The Ted Robinson-designed Tijeras Creek Golf Club is Arcis Golf’s seventh course in Southern California; it also operates clubs in Fountain Valley and Huntington Beach.
PacLife, which recently signed a five-year deal to be “the official Life Insurance Sponsor of the PGA Tour and PGA Tour Champions,” bought the RSM course in 1996 for about $25 million, according to records from real estate market tracker CoStar Group Inc.
Irvine’s Enevate, a developer of fast-charging batteries for EVs, is ramping up plans for production through licensing arrangements; see Kevin Costelloe’s front-page story for more on the company and its near-term plans, which includes another funding round and potentially going public.

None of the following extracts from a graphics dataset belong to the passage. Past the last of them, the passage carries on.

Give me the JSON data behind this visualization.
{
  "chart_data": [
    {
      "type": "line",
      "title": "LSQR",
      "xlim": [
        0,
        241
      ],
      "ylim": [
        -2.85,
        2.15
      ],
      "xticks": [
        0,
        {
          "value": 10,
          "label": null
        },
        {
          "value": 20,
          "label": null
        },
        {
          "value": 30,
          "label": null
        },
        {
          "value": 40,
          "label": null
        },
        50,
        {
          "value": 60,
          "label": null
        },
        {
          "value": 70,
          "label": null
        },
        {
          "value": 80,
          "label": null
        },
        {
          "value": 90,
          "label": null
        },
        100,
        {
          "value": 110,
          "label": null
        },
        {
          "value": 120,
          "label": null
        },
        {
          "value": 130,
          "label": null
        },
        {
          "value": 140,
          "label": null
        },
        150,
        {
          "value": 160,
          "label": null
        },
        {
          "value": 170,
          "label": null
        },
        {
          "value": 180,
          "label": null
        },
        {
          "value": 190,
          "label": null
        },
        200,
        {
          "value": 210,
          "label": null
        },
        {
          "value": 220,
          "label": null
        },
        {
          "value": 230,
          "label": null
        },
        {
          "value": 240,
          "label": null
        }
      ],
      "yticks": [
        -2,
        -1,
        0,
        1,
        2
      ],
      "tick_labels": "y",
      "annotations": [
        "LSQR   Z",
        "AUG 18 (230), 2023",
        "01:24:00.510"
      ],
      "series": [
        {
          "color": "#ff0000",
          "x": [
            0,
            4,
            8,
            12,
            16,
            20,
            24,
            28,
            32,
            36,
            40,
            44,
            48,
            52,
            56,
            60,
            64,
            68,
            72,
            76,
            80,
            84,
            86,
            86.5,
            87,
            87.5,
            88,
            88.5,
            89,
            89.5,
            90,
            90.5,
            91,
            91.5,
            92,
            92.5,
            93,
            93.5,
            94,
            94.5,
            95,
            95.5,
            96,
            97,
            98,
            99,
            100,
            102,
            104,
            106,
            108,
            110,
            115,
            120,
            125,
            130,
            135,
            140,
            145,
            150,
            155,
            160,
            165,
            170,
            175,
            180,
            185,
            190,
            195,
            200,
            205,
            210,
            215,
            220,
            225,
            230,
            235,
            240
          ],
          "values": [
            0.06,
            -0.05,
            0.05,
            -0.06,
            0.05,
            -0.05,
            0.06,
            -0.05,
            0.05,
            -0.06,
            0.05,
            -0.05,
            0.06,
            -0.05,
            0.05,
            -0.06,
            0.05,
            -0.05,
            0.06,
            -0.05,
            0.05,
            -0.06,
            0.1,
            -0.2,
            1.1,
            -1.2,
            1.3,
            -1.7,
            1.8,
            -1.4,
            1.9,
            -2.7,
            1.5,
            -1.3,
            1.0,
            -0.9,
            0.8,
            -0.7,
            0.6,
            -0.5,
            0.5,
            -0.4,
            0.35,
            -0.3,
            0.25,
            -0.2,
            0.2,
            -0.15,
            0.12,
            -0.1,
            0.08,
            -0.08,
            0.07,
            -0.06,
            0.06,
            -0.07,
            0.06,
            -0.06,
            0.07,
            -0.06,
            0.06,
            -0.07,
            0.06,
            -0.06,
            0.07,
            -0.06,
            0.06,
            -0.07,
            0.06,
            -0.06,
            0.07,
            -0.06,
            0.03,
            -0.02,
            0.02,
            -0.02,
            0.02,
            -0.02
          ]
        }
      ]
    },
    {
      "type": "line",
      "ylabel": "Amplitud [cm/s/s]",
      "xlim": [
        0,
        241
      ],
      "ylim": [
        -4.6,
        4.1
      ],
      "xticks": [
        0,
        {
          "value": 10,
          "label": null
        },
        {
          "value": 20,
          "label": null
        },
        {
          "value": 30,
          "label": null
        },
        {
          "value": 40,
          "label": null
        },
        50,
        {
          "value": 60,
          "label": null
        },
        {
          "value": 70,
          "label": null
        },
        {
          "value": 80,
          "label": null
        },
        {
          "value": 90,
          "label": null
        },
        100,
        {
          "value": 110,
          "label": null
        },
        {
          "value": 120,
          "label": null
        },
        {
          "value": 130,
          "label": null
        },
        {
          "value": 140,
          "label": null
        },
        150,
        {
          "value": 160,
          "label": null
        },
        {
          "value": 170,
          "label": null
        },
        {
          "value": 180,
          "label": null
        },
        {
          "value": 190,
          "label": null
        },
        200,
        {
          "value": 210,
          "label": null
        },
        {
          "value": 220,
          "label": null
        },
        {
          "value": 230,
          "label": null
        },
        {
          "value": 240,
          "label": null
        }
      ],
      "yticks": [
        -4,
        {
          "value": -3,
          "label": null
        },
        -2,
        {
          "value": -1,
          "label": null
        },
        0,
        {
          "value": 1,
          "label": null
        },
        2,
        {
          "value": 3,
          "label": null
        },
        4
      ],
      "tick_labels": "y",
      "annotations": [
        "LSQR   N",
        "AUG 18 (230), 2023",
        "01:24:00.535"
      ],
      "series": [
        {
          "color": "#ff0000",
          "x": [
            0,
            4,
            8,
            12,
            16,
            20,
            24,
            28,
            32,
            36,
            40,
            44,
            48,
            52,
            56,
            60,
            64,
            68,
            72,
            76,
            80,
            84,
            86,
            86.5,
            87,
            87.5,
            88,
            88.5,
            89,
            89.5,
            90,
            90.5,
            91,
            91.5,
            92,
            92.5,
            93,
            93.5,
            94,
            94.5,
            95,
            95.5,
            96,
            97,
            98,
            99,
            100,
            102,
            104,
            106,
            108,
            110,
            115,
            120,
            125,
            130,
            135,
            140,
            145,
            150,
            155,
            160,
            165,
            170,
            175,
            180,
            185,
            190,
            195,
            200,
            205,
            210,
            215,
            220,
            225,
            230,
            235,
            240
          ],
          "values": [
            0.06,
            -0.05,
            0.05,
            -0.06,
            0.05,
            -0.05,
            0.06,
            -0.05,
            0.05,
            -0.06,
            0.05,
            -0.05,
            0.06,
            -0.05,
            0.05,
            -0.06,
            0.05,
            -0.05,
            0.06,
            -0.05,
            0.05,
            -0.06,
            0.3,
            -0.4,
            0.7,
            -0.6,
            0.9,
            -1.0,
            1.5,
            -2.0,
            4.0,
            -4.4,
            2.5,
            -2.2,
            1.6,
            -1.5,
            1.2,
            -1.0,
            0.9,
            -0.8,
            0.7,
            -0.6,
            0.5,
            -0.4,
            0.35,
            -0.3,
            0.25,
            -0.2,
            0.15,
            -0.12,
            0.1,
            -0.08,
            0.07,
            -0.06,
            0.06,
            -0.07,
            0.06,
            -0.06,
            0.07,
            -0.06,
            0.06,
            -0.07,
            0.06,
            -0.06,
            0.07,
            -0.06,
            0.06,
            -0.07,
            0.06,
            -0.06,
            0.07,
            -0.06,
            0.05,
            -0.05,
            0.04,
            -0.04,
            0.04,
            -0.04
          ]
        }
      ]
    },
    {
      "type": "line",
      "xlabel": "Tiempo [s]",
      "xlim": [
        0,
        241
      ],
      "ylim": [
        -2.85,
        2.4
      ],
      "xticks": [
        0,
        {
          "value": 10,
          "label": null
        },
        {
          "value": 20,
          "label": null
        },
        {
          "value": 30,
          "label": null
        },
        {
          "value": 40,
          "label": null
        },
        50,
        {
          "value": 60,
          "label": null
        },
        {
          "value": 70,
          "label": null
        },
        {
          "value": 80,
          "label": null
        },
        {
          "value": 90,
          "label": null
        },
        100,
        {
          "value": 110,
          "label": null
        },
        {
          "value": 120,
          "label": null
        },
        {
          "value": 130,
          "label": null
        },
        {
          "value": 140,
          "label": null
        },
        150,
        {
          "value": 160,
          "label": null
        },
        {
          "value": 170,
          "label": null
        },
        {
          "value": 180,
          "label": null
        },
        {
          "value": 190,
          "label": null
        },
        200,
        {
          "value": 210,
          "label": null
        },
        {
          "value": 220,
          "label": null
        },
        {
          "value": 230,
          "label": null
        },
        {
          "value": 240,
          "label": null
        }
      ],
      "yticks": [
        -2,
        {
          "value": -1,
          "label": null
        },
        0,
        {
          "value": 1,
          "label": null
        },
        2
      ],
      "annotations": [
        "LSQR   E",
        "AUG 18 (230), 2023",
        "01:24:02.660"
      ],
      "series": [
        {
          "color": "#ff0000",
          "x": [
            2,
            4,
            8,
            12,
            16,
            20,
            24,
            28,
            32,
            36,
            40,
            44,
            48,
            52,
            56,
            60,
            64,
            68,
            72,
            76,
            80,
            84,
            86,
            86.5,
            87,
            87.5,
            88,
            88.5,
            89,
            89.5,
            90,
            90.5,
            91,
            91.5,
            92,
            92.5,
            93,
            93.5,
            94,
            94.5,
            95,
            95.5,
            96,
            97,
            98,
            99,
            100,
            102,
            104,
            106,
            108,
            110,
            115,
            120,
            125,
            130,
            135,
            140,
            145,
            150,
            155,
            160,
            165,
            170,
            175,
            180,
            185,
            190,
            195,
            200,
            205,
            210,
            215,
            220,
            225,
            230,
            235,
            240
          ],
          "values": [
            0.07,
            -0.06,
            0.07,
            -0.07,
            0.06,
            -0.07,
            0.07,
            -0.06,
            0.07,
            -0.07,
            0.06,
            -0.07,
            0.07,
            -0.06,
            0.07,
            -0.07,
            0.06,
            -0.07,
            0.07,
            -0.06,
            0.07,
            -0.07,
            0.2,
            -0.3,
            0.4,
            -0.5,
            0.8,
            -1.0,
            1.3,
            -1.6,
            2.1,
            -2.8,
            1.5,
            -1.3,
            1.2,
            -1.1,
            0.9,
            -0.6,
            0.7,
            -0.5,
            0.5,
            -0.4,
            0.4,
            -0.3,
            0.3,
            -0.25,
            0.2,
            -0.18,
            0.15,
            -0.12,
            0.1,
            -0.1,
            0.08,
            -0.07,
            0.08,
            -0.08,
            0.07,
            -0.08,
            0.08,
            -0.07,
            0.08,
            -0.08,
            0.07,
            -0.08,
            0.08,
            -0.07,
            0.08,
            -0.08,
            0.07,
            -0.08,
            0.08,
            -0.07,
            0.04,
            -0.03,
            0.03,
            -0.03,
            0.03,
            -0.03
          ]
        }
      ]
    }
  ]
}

The news comes after the firm lost perhaps its best-known backer: John Goodenough, the scientist who shared the 2019 Nobel Prize in Chemistry for helping to develop the lithium-ion battery. He died on June 25, about a month before turning 101.
Goodenough served as a technical adviser for Enevate for 10 years.
“Over his remarkable 100 year and 11-month life, he made contributions to the semiconductor field (critical to development of RAM), magnetism (the Goodenough-Kanamori rule was developed by him), and, of course, batteries,” Enevate founder and CTO Ben Park told the Business Journal.
“Not only has he shaped the entire technology landscape, he acted as a role model for everyone in the technical fields,” said Park, a Business Journal Innovator of the Year Award winner in 2016. “Enevate thanks him for being a believer in the team and the technology.”
Palmer Luckey, a 2019 Business Journal Excellence in Entrepreneurship Award winner, has seen his Anduril Industries expand from surveillance towers to a variety of new defense industry sectors, from drones to unmanned submarines.
Its latest push is into missiles and rockets, via the purchase of Indiana-based solid rocket motor manufacturer Adranos.
See next week’s print edition for more on that acquisition, as well as the sale of a business started by another recent EIE Award winner.
One of the few areas Anduril hasn’t yet expanded into are EVs, but some ex-employees are.
Startup Harbinger Motors, which last year announced plans to electrify medium-duty trucks, counts a pair of former Anduril employees on its exec team.
The company’s based in Gardena, though brokerage data indicates the company’s planning to put a large part of its operations in a 115K-SF building in Garden Grove.